>    >        The -build switch is intended to be used by the Emacs mh-e
>    > interface to nmh.  It implies -nowhatnowproc.  It causes a file
>    > <mh-dir>/draft to be created, containing the draft message that would
>    > normally be presented to the user for editing.  No mail is actually
>    > sent.
>
>Not using the -build switch directly, and while I am working in the end from
>Emacs/MH-E, I didn't think I wanted that.

It seems -build just gets rid of the prompting for a draft file/message,
looking at the source for comp(1).  But as you've discovered, dist
doesn't accept that.

>What is the purpose of -nowhatnowproc without -build then?

Ummm ... good question!  You could use it with repl to just generate a
reply draft, I suppose.

>dist -draftfolder +drafts -draftmessage new -whatnowproc send -form fmcomps 
>+inbox 277
>this prompted me:
>Use "/home/mcr/Mail/drafts/15"? y
>
>and this did the right thing, but can I suppress this query?

Huh, okay, boy, this is a bit of a pain.  That prompt comes from send(1).
send(1) says:

       send with no file argument will query whether the draft is the intended
       file, whereas -draft will suppress this question.

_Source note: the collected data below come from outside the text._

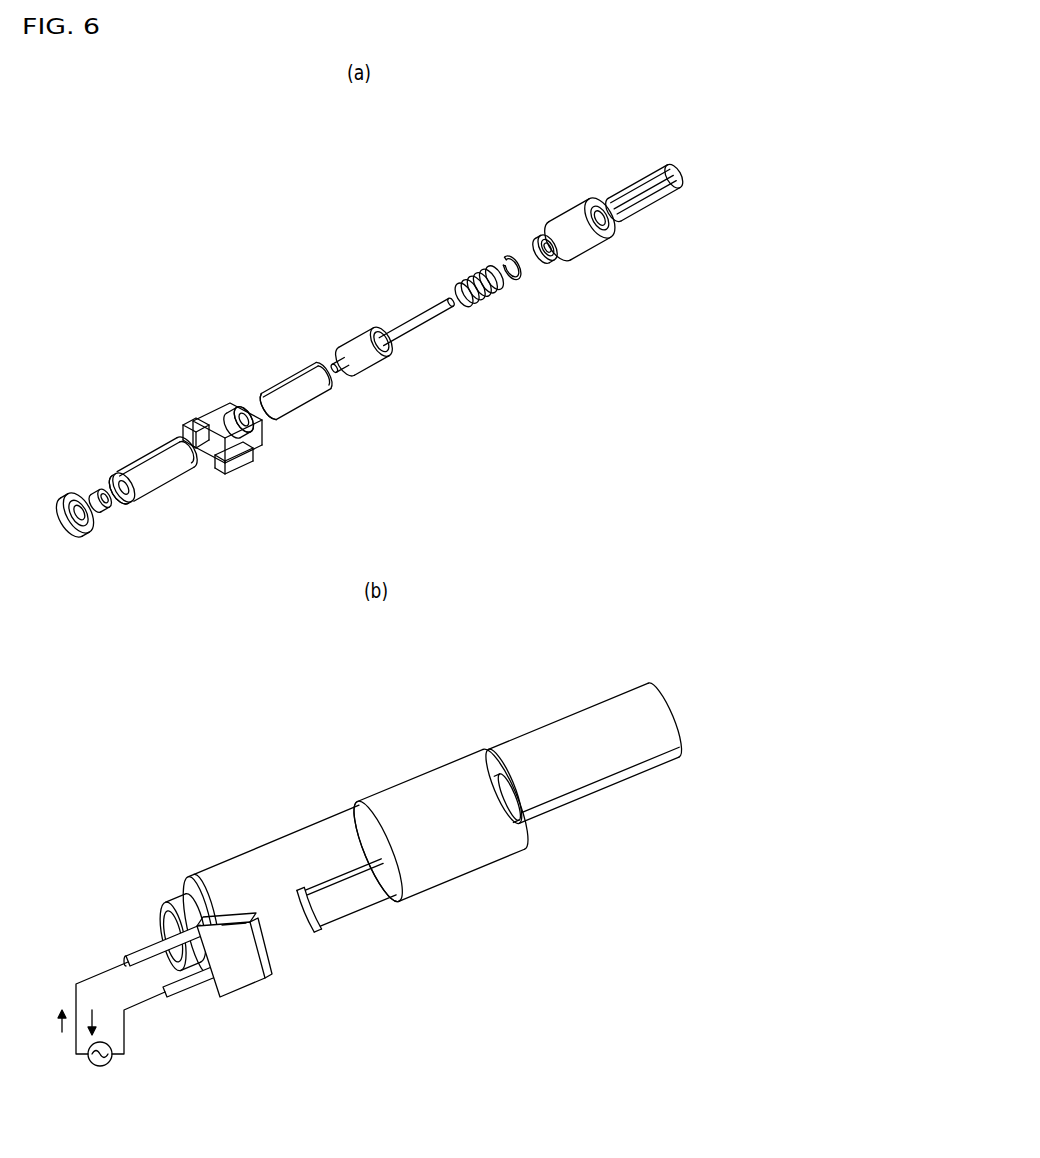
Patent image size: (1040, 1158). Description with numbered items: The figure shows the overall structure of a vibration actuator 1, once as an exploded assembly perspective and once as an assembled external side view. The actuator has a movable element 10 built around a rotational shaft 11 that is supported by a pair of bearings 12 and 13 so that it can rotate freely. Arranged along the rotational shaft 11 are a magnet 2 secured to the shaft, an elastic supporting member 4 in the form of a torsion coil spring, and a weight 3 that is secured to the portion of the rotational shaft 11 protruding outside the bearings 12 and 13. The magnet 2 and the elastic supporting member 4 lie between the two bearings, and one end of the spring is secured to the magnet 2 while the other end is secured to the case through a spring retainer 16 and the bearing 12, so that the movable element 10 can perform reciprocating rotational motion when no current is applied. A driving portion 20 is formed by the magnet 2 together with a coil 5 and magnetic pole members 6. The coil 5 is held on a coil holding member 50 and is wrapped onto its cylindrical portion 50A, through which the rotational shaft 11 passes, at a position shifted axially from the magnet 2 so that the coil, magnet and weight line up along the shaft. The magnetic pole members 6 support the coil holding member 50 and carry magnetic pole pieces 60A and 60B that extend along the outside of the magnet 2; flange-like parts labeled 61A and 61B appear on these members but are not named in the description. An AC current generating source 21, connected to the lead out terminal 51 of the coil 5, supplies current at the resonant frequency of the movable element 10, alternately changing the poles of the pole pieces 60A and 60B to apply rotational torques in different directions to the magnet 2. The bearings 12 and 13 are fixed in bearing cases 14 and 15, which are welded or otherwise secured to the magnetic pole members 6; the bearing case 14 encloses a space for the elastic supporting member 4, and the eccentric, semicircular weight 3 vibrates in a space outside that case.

The vibration actuator 1 is at (627, 116).
The magnet 2 is at (352, 333).
The weight 3 is at (659, 213).
The elastic supporting member 4 is at (477, 308).
The coil 5 is at (216, 416).
The magnetic pole members 6 is at (131, 513).
The movable element 10 is at (666, 723).
The rotational shaft 11 is at (409, 338).
The bearing 12 is at (535, 233).
The bearing 13 is at (101, 494).
The bearing case 14 is at (578, 247).
The bearing case 15 is at (66, 502).
The spring retainer 16 is at (518, 288).
The driving portion 20 is at (271, 944).
The AC current generating source 21 is at (113, 1058).
The coil holding member 50 is at (237, 405).
The cylindrical portion 50A is at (240, 468).
The lead out terminal 51 is at (173, 437).
The magnetic pole piece 60A is at (307, 413).
The magnetic pole piece 60B is at (140, 457).
The flange of 60A 61A is at (258, 446).
The flange of 60B 61B is at (114, 512).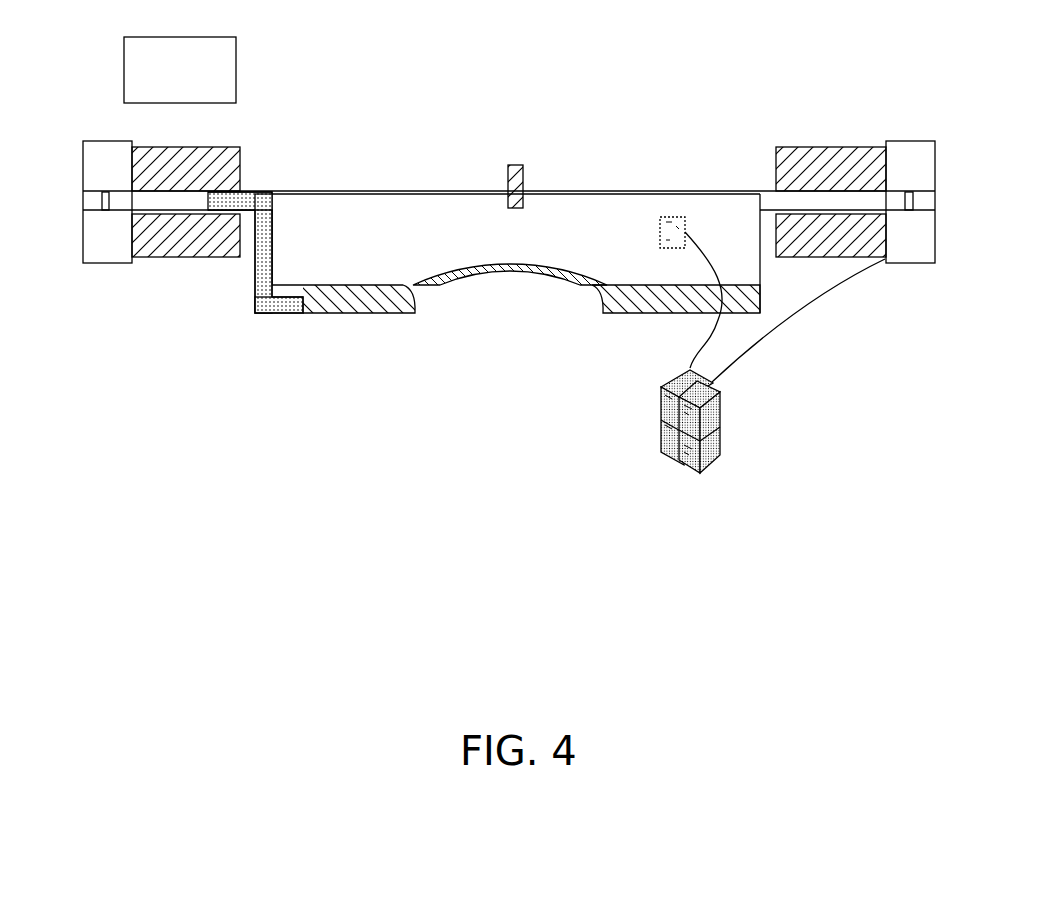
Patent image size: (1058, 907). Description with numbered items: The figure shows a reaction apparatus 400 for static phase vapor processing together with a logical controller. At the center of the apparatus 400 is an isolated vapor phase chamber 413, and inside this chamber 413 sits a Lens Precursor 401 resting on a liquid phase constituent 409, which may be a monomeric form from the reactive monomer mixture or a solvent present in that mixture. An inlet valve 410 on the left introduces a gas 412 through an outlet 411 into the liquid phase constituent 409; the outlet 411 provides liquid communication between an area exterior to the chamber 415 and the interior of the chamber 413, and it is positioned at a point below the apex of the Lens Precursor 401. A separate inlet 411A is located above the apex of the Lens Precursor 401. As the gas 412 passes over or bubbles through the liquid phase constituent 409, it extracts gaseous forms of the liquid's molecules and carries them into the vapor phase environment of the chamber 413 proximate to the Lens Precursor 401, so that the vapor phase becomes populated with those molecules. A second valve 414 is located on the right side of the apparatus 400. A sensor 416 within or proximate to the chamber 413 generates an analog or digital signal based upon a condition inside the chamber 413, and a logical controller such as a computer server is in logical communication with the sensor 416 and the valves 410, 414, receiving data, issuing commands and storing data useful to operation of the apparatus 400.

The reaction apparatus 400 is at (463, 58).
The Lens Precursor 401 is at (518, 273).
The liquid phase constituent 409 is at (383, 313).
The inlet valve 410 is at (102, 263).
The outlet 411 is at (287, 315).
The inlet 411A is at (511, 208).
The gas 412 is at (303, 307).
The vapor phase chamber 413 is at (622, 236).
The valve 414 is at (912, 248).
The area exterior to the chamber 415 is at (83, 211).
The sensor 416 is at (750, 202).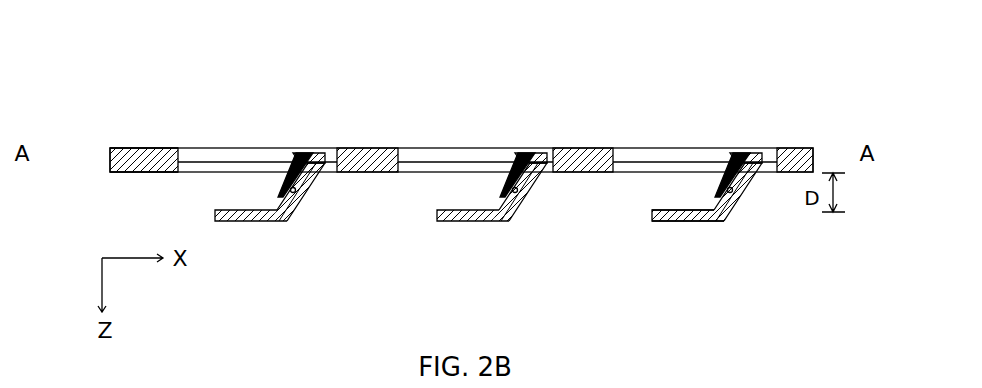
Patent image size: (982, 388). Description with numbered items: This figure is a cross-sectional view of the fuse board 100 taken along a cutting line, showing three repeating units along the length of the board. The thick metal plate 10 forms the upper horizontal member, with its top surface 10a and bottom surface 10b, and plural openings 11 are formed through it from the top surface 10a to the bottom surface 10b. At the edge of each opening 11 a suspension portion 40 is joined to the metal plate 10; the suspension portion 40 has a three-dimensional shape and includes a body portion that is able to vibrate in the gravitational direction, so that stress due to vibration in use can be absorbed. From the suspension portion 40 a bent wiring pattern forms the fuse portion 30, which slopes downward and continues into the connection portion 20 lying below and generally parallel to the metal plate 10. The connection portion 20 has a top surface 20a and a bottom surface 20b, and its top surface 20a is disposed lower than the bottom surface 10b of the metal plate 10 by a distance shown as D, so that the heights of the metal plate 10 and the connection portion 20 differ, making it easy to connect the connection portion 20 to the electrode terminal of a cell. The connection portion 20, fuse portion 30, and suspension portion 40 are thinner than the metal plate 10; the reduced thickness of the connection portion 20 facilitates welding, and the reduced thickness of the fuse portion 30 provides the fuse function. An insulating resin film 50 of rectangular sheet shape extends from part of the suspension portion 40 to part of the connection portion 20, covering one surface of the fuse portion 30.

The fuse board 100 is at (797, 104).
The metal plate 10 is at (153, 160).
The top surface 10a is at (138, 149).
The bottom surface 10b is at (128, 173).
The opening 11 is at (233, 158).
The connection portion 20 is at (215, 213).
The top surface 20a is at (670, 210).
The bottom surface 20b is at (672, 221).
The fuse portion 30 is at (306, 200).
The suspension portion 40 is at (303, 152).
The insulating resin film 50 is at (283, 190).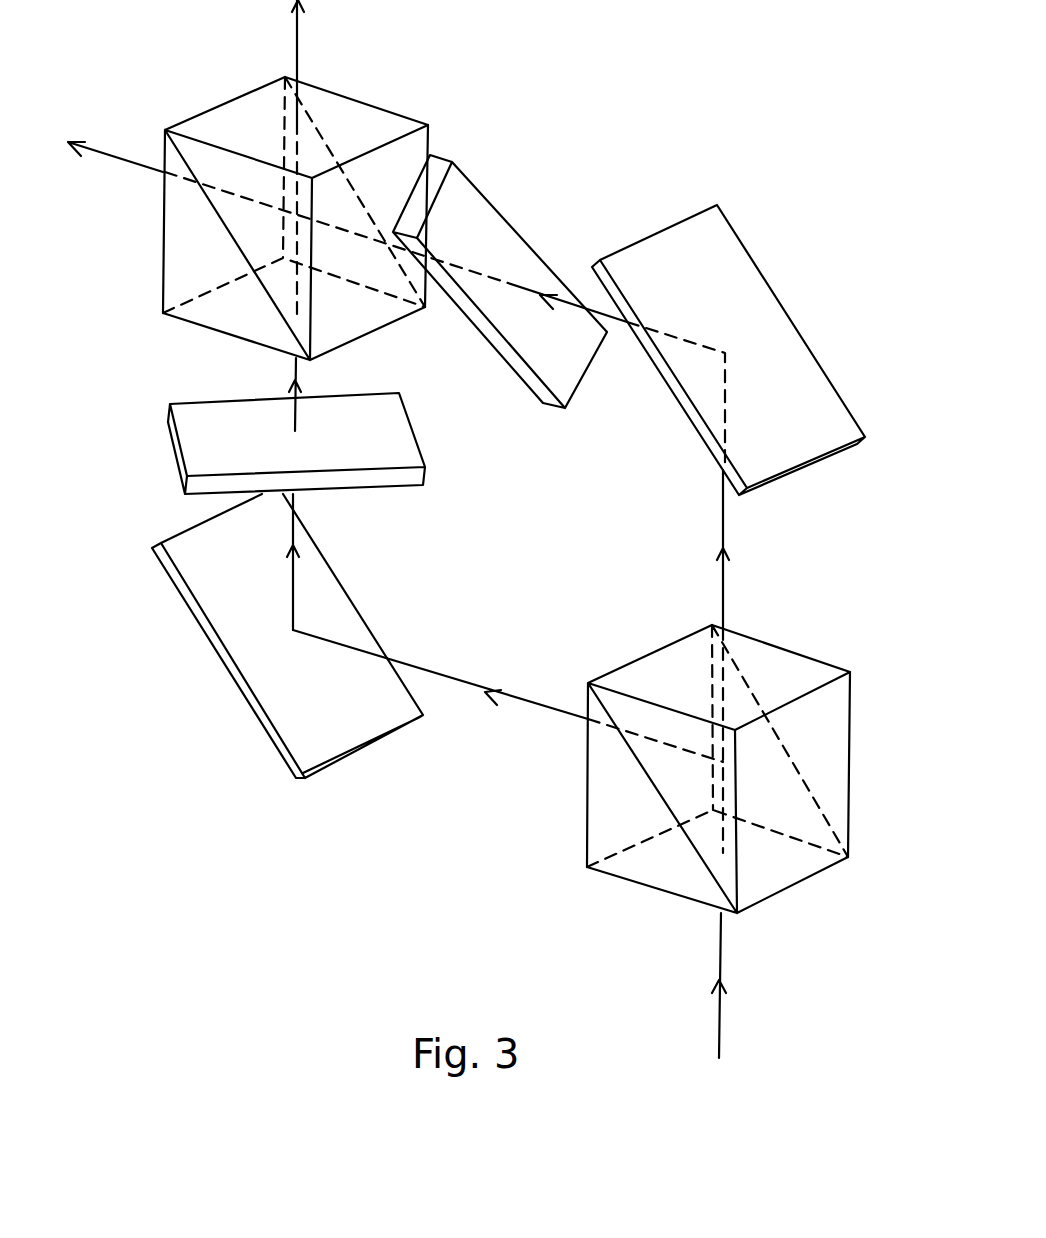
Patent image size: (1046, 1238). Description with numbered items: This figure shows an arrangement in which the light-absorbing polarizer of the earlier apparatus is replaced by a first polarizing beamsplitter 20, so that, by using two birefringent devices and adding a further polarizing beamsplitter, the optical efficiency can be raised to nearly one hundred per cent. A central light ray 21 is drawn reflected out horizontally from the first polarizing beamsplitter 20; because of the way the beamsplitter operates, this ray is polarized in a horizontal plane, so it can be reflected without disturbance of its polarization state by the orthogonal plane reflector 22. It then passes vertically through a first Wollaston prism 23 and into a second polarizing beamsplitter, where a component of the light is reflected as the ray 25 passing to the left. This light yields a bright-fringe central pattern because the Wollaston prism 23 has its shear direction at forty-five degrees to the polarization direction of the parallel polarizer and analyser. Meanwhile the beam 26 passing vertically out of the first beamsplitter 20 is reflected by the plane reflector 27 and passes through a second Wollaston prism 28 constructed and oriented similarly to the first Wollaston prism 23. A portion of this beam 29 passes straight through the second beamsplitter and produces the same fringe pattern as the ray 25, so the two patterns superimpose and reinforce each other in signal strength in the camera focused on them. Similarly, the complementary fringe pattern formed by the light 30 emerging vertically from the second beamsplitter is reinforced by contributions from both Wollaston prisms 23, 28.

The first polarizing beamsplitter 20 is at (852, 833).
The central light ray 21 is at (443, 678).
The orthogonal plane reflector 22 is at (288, 765).
The first Wollaston prism 23 is at (168, 402).
The ray 25 is at (118, 155).
The beam 26 is at (727, 584).
The plane reflector 27 is at (848, 407).
The Wollaston prism 28 is at (527, 243).
The portion of beam 29 is at (407, 233).
The light emerging vertically from beamsplitter 30 is at (300, 43).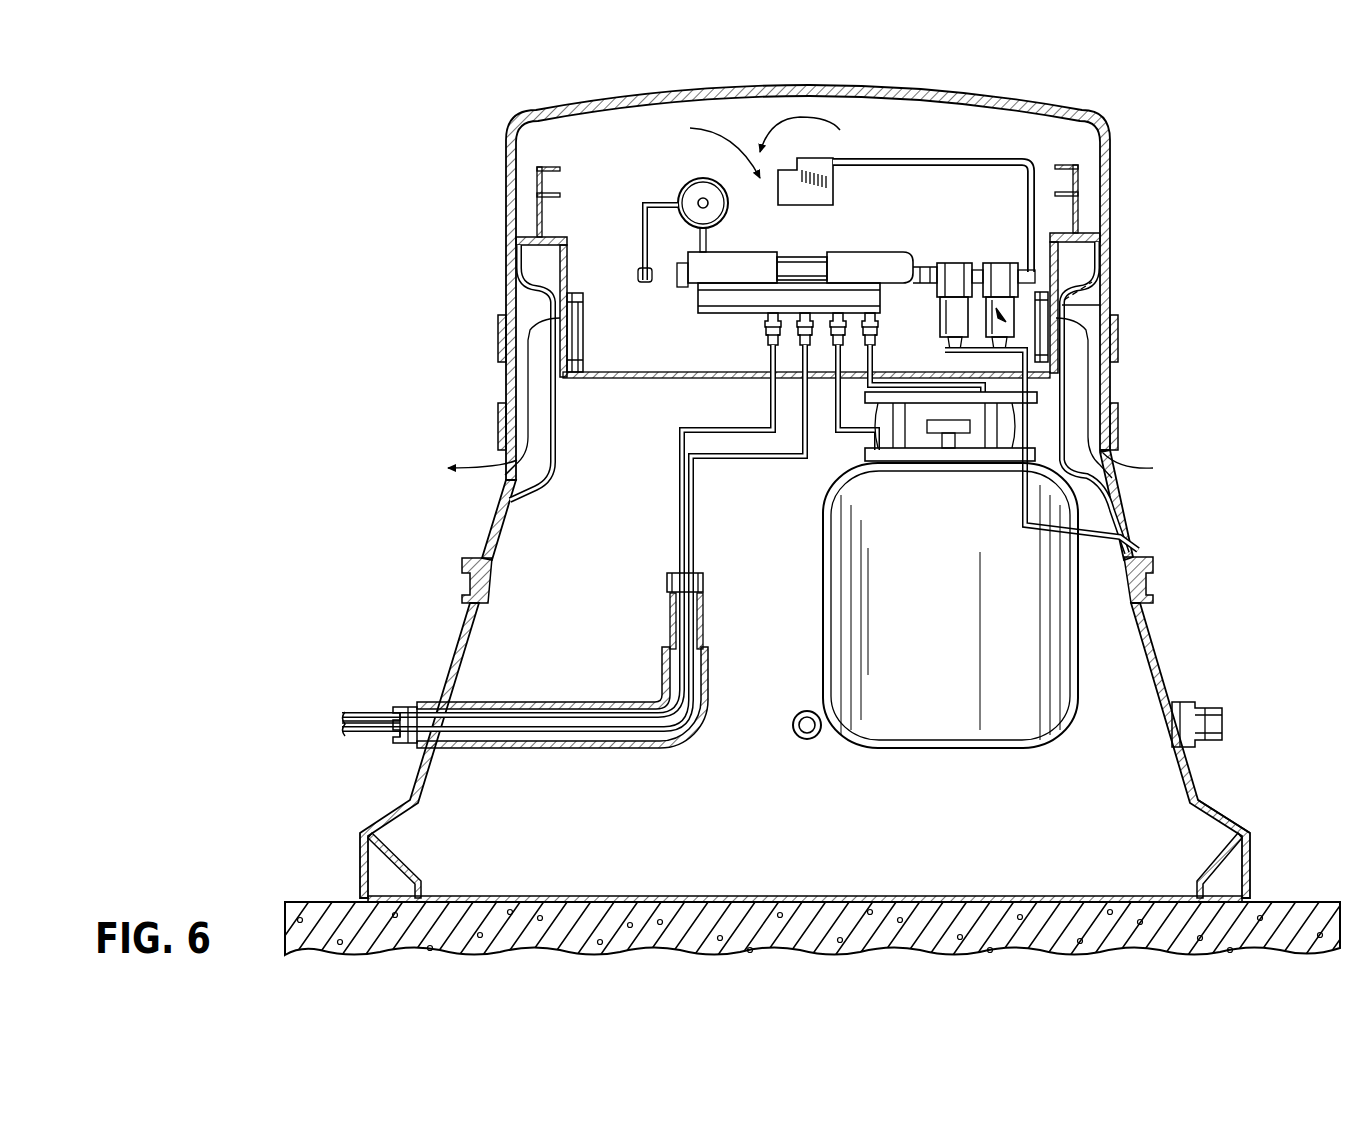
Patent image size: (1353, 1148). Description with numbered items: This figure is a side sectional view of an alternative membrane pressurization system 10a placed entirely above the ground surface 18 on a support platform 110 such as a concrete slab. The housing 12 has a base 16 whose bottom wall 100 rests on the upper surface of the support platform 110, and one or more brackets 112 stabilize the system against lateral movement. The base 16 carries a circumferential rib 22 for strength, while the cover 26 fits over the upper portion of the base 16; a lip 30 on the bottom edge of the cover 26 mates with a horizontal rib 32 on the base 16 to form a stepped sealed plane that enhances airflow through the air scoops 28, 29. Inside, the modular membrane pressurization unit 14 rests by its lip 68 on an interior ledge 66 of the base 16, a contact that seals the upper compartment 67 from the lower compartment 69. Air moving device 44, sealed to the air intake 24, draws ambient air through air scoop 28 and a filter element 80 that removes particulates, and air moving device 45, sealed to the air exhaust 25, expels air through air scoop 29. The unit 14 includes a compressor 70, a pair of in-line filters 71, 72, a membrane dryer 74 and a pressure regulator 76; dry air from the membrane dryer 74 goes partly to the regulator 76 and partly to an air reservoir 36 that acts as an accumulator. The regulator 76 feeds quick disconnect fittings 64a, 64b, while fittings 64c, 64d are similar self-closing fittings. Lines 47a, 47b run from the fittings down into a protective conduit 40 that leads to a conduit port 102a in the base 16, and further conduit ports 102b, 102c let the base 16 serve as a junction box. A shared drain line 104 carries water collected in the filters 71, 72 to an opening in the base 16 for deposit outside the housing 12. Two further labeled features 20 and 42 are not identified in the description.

It seems that the issue is that the whatnowproc is not called with an
argument and the whatnow API (such that it is) passes all of the details
via environment variables.

THIS works:

        dist -editor send ...

But you still get a What Now? prompt.  Ah, but THIS works:

        dist -editor send ... < /dev/null

It seems one of the core problems is -whatnowproc exec()s the given
argument as-is without any space splitting, so you can't give an argument
to it.  So unless you use a wrapper script for send, using -editor is
the only "stock" option.  We should probably fix that.